OmniLab has been my experimental lab for interfaces: 3D HUD, hand‑tracking, voice input, and AI all living in the same space. At the same time, life got busier: I started Computer Engineering, the campus is ~10 km away, and I’ve been splitting my time between classes, Blueprint hardware projects, and these software labs. That’s why commits came in bursts instead of daily drips — most of the work happened in small, tired, late‑night sessions.
Earlier this year I refactored the architecture to favor local‑first vision (removing a cloud version that was too high‑latency) and added the Web Speech API to the HUD, so I could trigger Gemini analyses via voice while the system tracked my hands in real time. That was the turning point: OmniLab stopped being “just a cool 3D scene” and started behaving like a genuine interface between my body, my voice and an AI brain.
Recently I pushed a big “SHIP‑ready” upgrade: Gemini integration is now first‑class, tests and CI/CD are in place, and the HUD feels more stable as a product, not just a demo. On top of that, I refined the AI persona: instead of only answering direct questions, OmniLab now makes proactive observations about what it sees and hears — it can comment on the scene, suggest next actions, and feel more like a lab partner than a tool.

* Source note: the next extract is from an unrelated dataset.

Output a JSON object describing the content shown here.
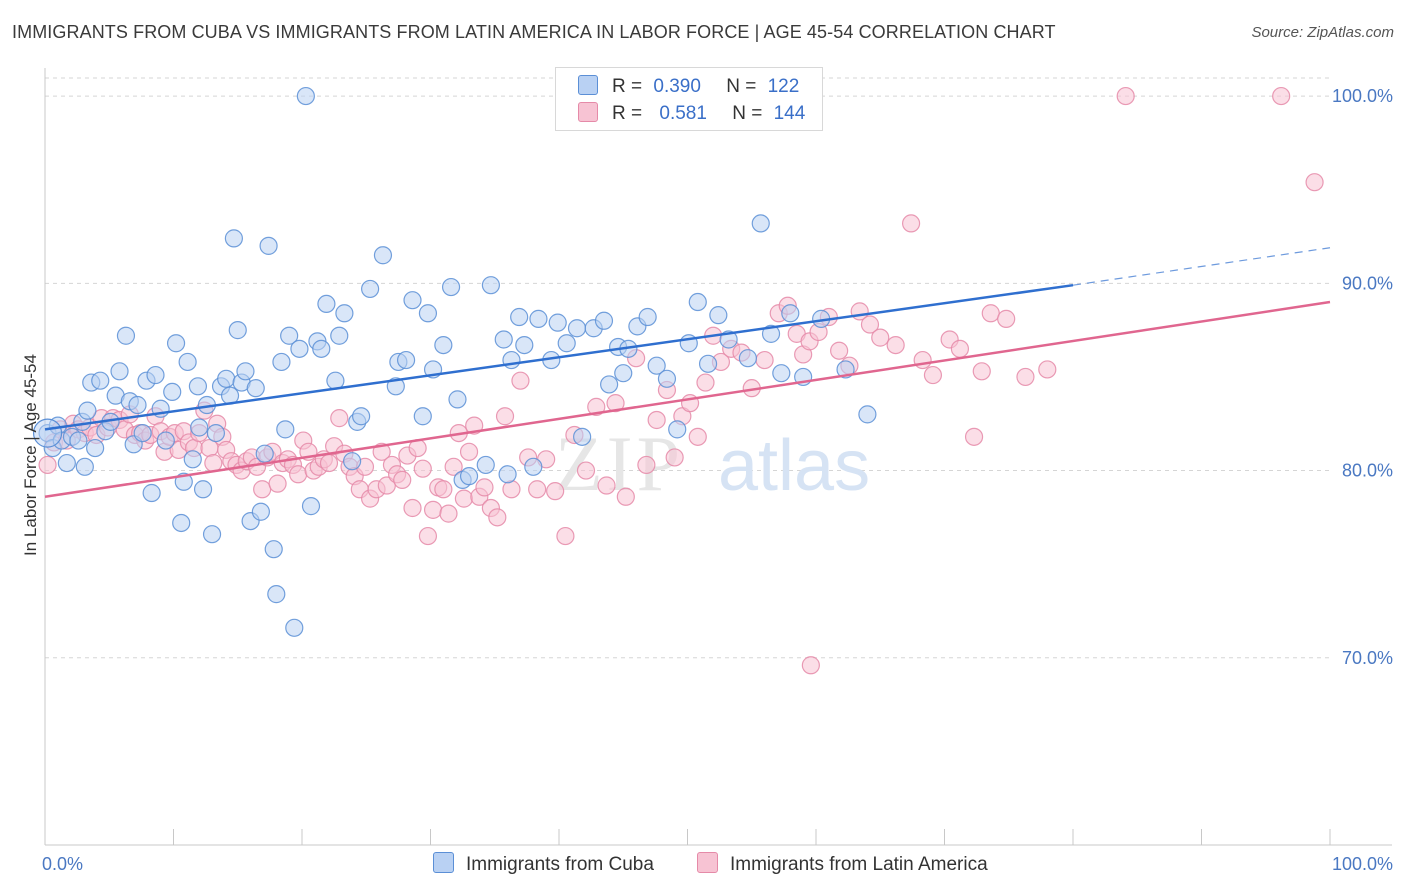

Most of this evolution happened while juggling buses, deadlines and other projects, with Perplexity helping me reason about trade‑offs (what to keep in 3D, what to simplify, where AI actually adds value). This devlog is my way of catching the Flavortown timeline up with the reality: OmniLab grew quietly, but it grew a lot. ✨

Attachment
0
ChefThi

OmniLab Devlog #1

I’ve officially kicked off OmniLab on my first laptop! Coming from a background of mobile development and browser-based IDEs, my first instinct was to keep everything “off-device”. I spent a good chunk of these 5 hours attempting to run the processing stack on a remote VM (Firebase Studio) and tunneling the HUD via a web page. However, the latency was unbearable for real-time tracking. I quickly realized that for a “Jarvis-like” experience, the vision loop must be 100% local.

Technical Hurdles & Git Mess

The first challenge was MediaPipe. I started with legacy code, but it wouldn’t play nice. I had to dive into the latest MediaPipe Tasks API docs to rewrite the landmark detection core. It’s much more efficient now, but the documentation shift caught me off guard.

Since I was jumping between cloud editing and local testing without properly cloning the repo first, I ended up with a mess of Git conflicts. I used the Gemini CLI as a mentor to help me untangle the branches, resolve the “already exists” errors, and get the local and remote repositories back in sync. It was a great lesson in maintaining a clean workflow on a new machine.

Current Progress

I’ve successfully implemented the “pinch” gesture logic (calculating the hypotenuse between thumb and index) and set up a local FastAPI server to bridge vision data to a Three.js HUD. The HUD now runs locally on Debian 13 (XFCE), which eliminated all the lag from my previous VM tests.

Timelapses

Attachment
1

Comments

ChefThi
ChefThi 20 days ago

To clarify the technical choices: I’m focusing heavily on keeping the HUD lightweight on my new machine by using Debian 13 (XFCE) and optimizing the Python vision loop. I’m also studying the ada_v2 repository to implement better modularity in the UI layer. Integrating these clean interface concepts into a zero-latency environment is the main goal for the next update.